U.S. Senator Bernie Sanders (I-VT) speaks at a press conference on Capitol Hill about 11 Senate Democrats who sent a letter to President Joe Biden urging him to invoke the 14th Amendment to avoid a catastrophic debt default, in Washington, May 18, 2023.
Evelyn Hockstein | Reuters
Sen. Bernie Sanders vowed to oppose President Joe Biden’s pick to guide the National Institutes of Health – and every other health nominee – until the administration delivers a plan to lower prescription drug prices.
“I’ll oppose all nominations until we now have a really clear strategy on the a part of the federal government … as to how we will lower the outrageously high cost of pharmaceuticals,” Sanders said late Monday in an interview with The Washington Post.
Sanders, who chairs the Senate Health Committee, controls when his panel reviews nominees for the Department of Health and Human Services.
The Biden administration is not going to have the ability to substantiate its NIH director pick, Dr. Monica Bertagnolli, or every other current or future health agency nominee without the support of the Vermont independent.

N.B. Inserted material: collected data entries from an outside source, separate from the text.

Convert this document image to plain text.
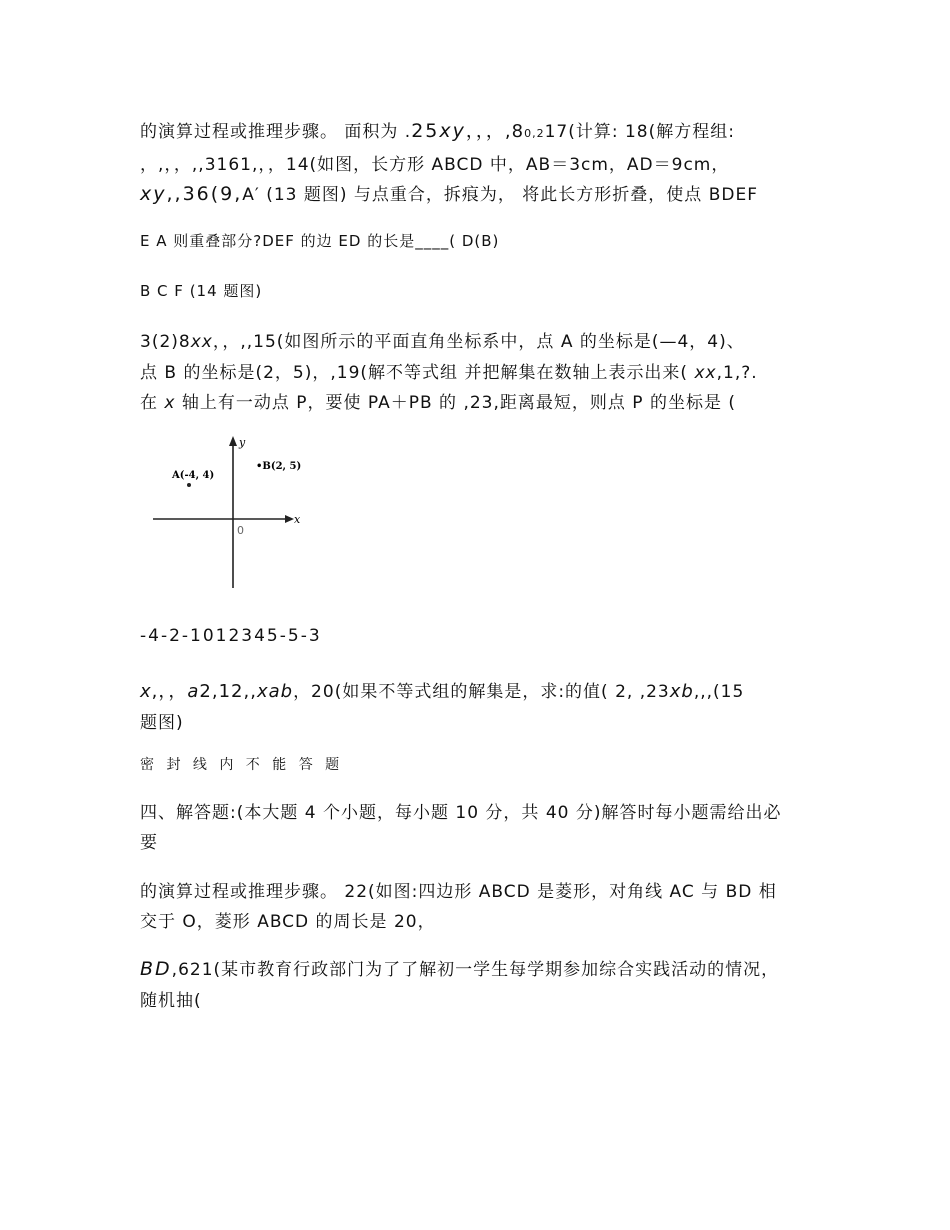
的演算过程或推理步骤。 面积为 .25xy，，，,80,217(计算: 18(解方程组:
，,，，,,3161,，，14(如图，长方形 ABCD 中，AB＝3cm，AD＝9cm，
xy,,36(9,A′ (13 题图) 与点重合，拆痕为， 将此长方形折叠，使点 BDEF
E A 则重叠部分?DEF 的边 ED 的长是____( D(B)
B C F (14 题图)
3(2)8xx，，,,15(如图所示的平面直角坐标系中，点 A 的坐标是(—4，4)、
点 B 的坐标是(2，5)，,19(解不等式组 并把解集在数轴上表示出来( xx,1,?.
在 x 轴上有一动点 P，要使 PA＋PB 的 ,23,距离最短，则点 P 的坐标是 (
y
x
0
•B(2, 5)
A(-4, 4)
-4-2-1012345-5-3
x,，，a2,12,,xab，20(如果不等式组的解集是，求:的值( 2, ,23xb,,,(15
题图)
密 封 线 内 不 能 答 题
四、解答题:(本大题 4 个小题，每小题 10 分，共 40 分)解答时每小题需给出必
要
的演算过程或推理步骤。 22(如图:四边形 ABCD 是菱形，对角线 AC 与 BD 相
交于 O，菱形 ABCD 的周长是 20，
BD,621(某市教育行政部门为了了解初一学生每学期参加综合实践活动的情况，
随机抽(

The administration announced its intent to nominate Bertagnolli, a cancer surgeon who leads the National Cancer Institute, last month.
The White House told the Post that Biden shared Sanders’ concern on drug pricing, which is why the president signed into law the Inflation Reduction Act, “probably the most consequential law addressing the high cost of pharmaceuticals.”
A provision of the act penalizes drugmakers for charging prices that rise faster than inflation for people on Medicare.
Lawmakers, researchers and advocates have repeatedly warned that drug prices within the U.S. outpace those in other nations and ultimately harm Americans who must access lifesaving treatments.
Sanders, a frequent pharma critic, together with the committee’s Democratic majority issued a report Monday analyzing the price of pharmaceuticals that were developed with the assistance of NIH funding and research.
The report concluded that Americans consistently pay higher prices for NIH-backed drugs compared with people in other countries.
The White House said in an announcement Monday that Biden shared Sanders’ concern on drug pricing — “which is why he signed into law the Inflation Reduction Act, probably the most consequential law addressing the high cost of pharmaceuticals.”
A provision of the act penalizes drugmakers for charging prices that rise faster than inflation for people on Medicare.
The common price of recent treatments that NIH scientists helped invent over the past twenty years is $111,000, based on the report. Apart from one treatment, U.S. prices exceeded those in other G7 countries, the report added.
For instance, a drug for severe mouth sores called Kepivance costs $19,000 within the U.S., based on the report. However the treatment, developed by biotech company Sobi, only costs $5,000 in Italy.
The report also argued that federal officials are missing opportunities to be certain that pharmaceutical firms set reasonable prices for brand new medicines which can be funded partly by taxpayer support.
“The federal government also needs to stop freely giving monopolies on public inventions,” the report said. It provided examples of how health officials appear to have “handed over taxpayer technology while obtaining little in return.”